Plans to travel couldn't be made on the spur of the moment - the Kowalds had to ring ahead to book into a haemodialysis centre if they wanted to go away.

Liisa, through the Fresenius Medical Centre, spent weeks training to learn how to set up and monitor the haemodialysis machine.

She also had to learn how to insert a needle and hook Greg up to the machine which she had to disinfect after each dialysis session.

Greg's kidneys failed 10 years after he was first diagnosed with kidney disease and he started haemodialysis treatment in Perth three days before Peter finished a degree at Muresk, in November 2009.

From there, Greg's early dialysis sessions were closer to the farm than Perth but still a two-hour drive to Albany. Liisa would drive him three times a week for the five-hour session, leaving the farm at 5.30am for a 7.30am start.

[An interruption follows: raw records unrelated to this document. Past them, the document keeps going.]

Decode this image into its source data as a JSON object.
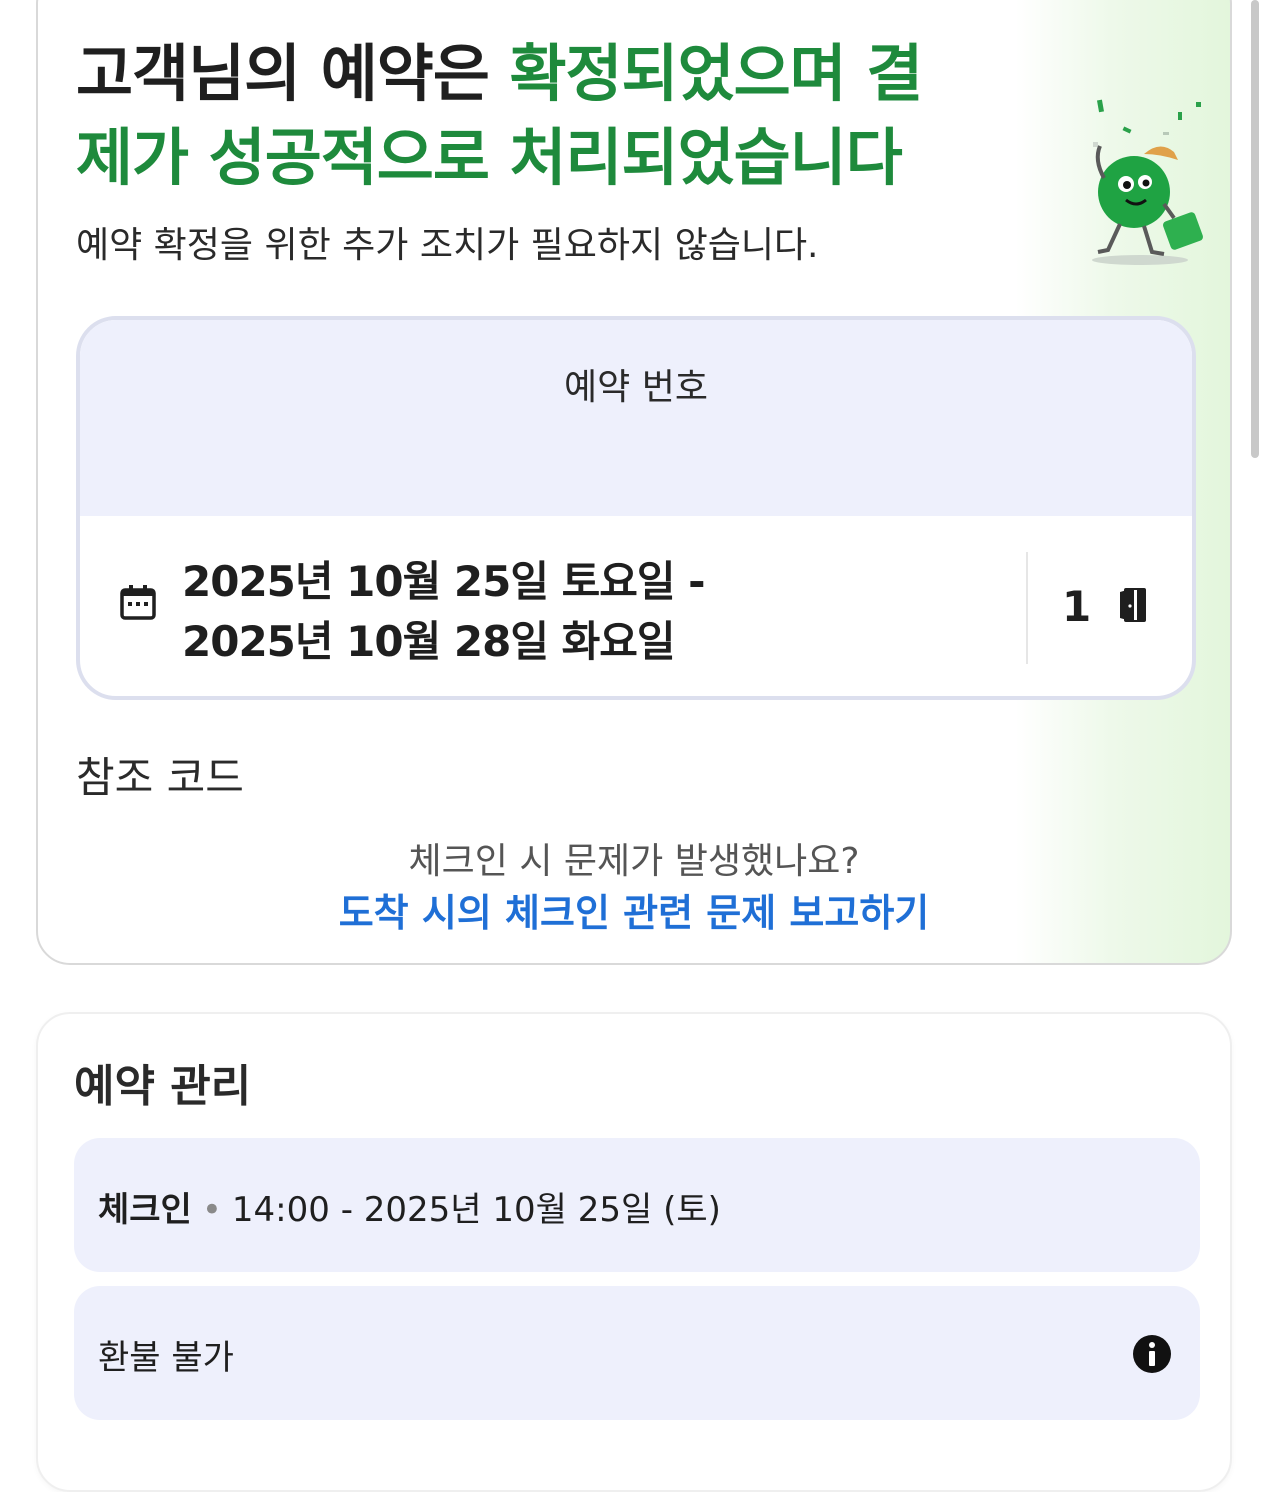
{
  "confirmation": {
    "headline_dark": "고객님의 예약은 ",
    "headline_green_1": "확정되었으며 결",
    "headline_green_2": "제가 성공적으로 처리되었습니다",
    "subtext": "예약 확정을 위한 추가 조치가 필요하지 않습니다."
  },
  "booking": {
    "number_label": "예약 번호",
    "date_line_1": "2025년 10월 25일 토요일 -",
    "date_line_2": "2025년 10월 28일 화요일",
    "room_count": "1"
  },
  "reference": {
    "label": "참조 코드"
  },
  "checkin_issue": {
    "question": "체크인 시 문제가 발생했나요?",
    "link": "도착 시의 체크인 관련 문제 보고하기"
  },
  "manage": {
    "title": "예약 관리",
    "checkin_label": "체크인",
    "checkin_value": "14:00 - 2025년 10월 25일 (토)",
    "refund_label": "환불 불가"
  },
  "colors": {
    "green": "#1e8a3c",
    "link_blue": "#1f6fd6",
    "panel_lavender": "#eef0fc"
  },
  "icons": [
    "mascot-illustration",
    "calendar-icon",
    "door-icon",
    "info-icon"
  ]
}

A haemodialysis machine was later installed at Katanning Hospital, a 30-minute drive from home.

The couple would travel in four times a week for a four-hour treatment with Liisa making the trip an hour ahead of Greg.

When dialysis was increased to five days a week, the machine was set up in their home on the farm.

Now Greg says he can walk up stairs and no longer has the aches and pains he suffered for years.

Just before the transplant in January, the second after the first in March 2011 failed to take, he was in the final stages of getting a kidney from a sister when he got a call from his specialist.

"Your life is really ruled by dialysis but without it you can't survive," Greg said.

As an organ recipient, Greg is looking forward to what the future will bring.

"The last five months have been amazing and I'm hoping the new kidney will last 30 years," he said.

"For anyone considering organ donation, there are no negatives for the people donating but huge positives for those recovering."